What did you think of what it had to say?"
"Oh, please, I really wish you would discuss it.
I loaned it to you for a special reason.
You weren't half so intractable as this
The night I was defeated in our contest.
It was part of our bargain.
You said you'd read it over if I'd play."
"That was before I knew what it was about!
I'm adamant.
If we talk at all, we'll talk of something different."
"By all means, then, out of regard for you,
No further words about the book will ever pass between us.
I give you my promise, as good as the word Jehovah gave to Moses."
I felt myself an awkward bird in my ungainly nest,
Watching to see what scheme would hatch
From this strange conversation.
I left my ladder while the gentlemen were getting seated,
Crawling out upon a limb whose angles fit my features.
To hear him treat my master so, I thought to take my shears
And prune this fellow's haughty ways a little at the ears.
I was dissuaded by my present delicate situation,
And greatly feared discovery when my foot chanced to dislodge
An over-ripened apple which dropped in their conversation.
"Damn, an apple!" Swift cried out, "It nearly broke my skull!"
"Your head is far to hard, I fear, to let an apple dent it."
"Your garden is too cramped, I fear, to possibly prevent it."
"Cramped? What do you mean?
I've spent some years in planning this estate
Constructed from meticulous design
Which I devised according to some geometric laws.
Everything is most purposefully placed
And has a cause behind it, either from utility or beauty,
Though principally from beauty, I would say."
"If this were my estate, I'd build it very differently.
I'd let the hedges gain some height,
and put a lock upon the garden gate.
I'd move the stable closer to the house."
"Those beasts are just as well off where they are."
"You've grown too gentile in your ways.
Although I never cared for gardens, or for country life.
Give me a city!
If you want a garden, take a king's garden or a grand park,
With statues of Heros and Muses along the walks,
And mazes, to amuse the gentlewomen.
If you wanted country life,
You should have been a farmer
Like your farmer-neighbor down the road a ways,
The furrows in his fields as orderly,
As if he'd used a straightedge, not a plow.
You want to be a farmer without the sweat.
I'd hardly call your estate a work of art.
Why, look at your garden hedge.
There's not one angle in it to be found.
That makes your garden look more like some egg.
It doesn't even have a front or back.
And just these two trees standing in the center.
This place falls short of a garden, and more so of art.
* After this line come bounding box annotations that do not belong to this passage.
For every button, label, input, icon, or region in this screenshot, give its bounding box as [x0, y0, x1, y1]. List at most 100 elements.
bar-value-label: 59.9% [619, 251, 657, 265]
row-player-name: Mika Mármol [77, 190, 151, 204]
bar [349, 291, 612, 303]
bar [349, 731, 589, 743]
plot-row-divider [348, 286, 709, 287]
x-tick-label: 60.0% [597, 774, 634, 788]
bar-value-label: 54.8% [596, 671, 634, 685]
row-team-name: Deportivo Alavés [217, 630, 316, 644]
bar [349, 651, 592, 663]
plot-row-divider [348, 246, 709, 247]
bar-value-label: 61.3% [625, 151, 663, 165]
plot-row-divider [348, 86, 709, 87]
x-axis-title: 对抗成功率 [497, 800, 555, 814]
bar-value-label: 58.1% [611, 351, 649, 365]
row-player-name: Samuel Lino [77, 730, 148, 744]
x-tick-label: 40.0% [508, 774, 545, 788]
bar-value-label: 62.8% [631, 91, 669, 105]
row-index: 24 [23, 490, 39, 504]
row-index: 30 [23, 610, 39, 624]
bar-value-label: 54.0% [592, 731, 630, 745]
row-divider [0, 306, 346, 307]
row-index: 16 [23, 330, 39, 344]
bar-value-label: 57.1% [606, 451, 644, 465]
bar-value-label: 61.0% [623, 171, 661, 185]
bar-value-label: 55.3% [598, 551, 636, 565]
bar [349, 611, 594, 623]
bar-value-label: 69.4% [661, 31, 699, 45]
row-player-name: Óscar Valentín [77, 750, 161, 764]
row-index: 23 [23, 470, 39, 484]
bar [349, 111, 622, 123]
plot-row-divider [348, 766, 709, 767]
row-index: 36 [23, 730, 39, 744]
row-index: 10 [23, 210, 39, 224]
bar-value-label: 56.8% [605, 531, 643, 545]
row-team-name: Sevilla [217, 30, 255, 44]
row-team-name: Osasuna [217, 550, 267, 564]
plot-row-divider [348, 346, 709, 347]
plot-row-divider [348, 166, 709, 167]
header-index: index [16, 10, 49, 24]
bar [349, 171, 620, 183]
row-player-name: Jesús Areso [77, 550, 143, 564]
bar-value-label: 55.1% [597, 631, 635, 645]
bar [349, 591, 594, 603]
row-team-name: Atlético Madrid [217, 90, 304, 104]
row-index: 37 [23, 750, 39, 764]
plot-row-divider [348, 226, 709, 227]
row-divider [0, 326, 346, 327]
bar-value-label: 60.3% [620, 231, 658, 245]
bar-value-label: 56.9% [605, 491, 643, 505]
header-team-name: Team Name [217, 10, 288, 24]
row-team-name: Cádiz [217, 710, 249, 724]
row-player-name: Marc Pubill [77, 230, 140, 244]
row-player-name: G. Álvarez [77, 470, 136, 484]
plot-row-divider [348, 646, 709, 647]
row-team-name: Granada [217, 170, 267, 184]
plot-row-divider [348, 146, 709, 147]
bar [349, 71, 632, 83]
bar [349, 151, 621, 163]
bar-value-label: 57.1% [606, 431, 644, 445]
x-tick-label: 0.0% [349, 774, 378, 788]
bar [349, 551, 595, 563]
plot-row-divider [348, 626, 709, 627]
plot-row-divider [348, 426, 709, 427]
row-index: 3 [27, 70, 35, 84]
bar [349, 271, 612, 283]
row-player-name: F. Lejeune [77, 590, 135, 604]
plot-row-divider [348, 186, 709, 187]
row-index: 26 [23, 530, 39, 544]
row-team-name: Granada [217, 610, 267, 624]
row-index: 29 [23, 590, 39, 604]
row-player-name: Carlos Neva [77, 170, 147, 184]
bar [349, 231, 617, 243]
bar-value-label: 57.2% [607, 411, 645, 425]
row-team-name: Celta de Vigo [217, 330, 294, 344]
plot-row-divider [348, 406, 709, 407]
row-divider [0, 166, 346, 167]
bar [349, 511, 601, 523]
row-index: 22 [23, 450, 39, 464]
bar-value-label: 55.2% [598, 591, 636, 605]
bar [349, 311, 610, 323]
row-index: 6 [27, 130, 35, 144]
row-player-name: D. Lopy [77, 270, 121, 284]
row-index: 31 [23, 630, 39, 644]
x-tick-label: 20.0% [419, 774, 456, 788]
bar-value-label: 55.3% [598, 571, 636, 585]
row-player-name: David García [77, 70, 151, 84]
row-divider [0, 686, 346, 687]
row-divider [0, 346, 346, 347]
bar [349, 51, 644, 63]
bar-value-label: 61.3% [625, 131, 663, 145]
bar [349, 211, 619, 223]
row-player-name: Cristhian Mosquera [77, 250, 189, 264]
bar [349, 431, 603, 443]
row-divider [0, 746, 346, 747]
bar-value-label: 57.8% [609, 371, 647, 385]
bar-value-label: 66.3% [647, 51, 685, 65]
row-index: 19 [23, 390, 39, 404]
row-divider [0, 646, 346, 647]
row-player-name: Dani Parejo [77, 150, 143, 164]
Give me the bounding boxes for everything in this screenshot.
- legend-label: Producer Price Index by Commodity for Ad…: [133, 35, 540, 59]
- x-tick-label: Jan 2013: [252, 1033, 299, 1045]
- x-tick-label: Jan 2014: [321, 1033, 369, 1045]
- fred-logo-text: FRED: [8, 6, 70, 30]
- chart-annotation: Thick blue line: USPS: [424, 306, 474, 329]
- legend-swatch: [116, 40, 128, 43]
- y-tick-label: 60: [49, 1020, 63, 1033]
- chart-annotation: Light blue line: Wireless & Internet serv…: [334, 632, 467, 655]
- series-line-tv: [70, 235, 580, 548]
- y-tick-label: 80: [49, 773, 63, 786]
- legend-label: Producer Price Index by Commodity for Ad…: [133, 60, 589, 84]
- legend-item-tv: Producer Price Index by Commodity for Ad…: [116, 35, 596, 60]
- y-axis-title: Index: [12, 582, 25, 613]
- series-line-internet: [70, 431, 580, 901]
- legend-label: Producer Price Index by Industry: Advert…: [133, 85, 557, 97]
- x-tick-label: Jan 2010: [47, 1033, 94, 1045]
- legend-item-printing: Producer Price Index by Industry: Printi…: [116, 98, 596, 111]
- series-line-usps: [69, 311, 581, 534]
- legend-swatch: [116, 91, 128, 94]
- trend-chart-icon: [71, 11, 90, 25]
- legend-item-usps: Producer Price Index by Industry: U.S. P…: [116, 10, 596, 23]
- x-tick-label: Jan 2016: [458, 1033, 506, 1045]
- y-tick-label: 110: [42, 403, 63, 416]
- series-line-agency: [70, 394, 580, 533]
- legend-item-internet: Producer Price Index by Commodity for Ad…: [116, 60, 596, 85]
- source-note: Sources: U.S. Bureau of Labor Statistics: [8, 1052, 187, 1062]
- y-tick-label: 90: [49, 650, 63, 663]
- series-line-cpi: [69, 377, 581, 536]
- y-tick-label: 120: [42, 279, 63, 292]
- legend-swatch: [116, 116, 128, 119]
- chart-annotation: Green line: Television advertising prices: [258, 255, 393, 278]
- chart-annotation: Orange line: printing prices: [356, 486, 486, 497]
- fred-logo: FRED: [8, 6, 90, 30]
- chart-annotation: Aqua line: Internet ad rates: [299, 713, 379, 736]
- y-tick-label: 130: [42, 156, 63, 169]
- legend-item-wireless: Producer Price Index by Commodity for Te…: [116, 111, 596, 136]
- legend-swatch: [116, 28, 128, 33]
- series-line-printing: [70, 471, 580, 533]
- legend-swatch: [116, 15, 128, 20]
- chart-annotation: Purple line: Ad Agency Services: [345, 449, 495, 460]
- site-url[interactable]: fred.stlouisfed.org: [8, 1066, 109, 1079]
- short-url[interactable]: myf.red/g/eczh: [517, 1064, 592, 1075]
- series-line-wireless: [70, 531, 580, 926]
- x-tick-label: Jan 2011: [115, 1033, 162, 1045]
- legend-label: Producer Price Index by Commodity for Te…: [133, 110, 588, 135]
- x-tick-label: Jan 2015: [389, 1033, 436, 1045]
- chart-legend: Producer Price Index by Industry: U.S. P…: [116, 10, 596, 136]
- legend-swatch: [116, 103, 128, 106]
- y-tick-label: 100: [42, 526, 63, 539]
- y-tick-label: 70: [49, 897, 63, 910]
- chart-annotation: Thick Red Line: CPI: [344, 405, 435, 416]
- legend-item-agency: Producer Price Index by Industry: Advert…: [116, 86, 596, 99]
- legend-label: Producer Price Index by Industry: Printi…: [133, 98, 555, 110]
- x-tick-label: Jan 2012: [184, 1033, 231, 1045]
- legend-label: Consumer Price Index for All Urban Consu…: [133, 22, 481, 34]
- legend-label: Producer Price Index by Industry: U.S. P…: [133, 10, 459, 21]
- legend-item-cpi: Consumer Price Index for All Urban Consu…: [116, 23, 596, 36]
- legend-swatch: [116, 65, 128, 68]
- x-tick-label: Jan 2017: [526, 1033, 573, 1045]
It's hardly fit to entertain a friend
Who comes upon a Sunday afternoon."
"Your'e wrong on one thing, Jonathan,
I'm far from growing soft on my estate.
And for another, this is something more than just a garden.
It's more, I'm sure, than you suspect it is."
"More than I suspect!
What parable is this?
Have you some critic buried underneath us?"
"If you want a grave,
You'll find the churchyard half-way up the road.
And as for that solemn gentleman you mentioned,
It's even more than critics would expect.
This garden serves as paradigm of sorts,
Or diagram to aid me in my vision.
I sit here days and wander its perspectives.
I am a sedentary traveller."
"Sendentary traveller? What kind is that?"
"The best!
Quite like Odysseus in retrospect,
In Ithaca reflecting in his garden
Upon a man encountered in his journey,
Or even more, like Homer by a fire
As he reflected on the Odyssey.
What fruits this yields lie in one's point of view.
As for the garden, it is its own fruit,
Ripening in the light of my understanding.
It takes on different shades from day to day.
And just this afternoon it came to be
The most revealing land I've ever been to."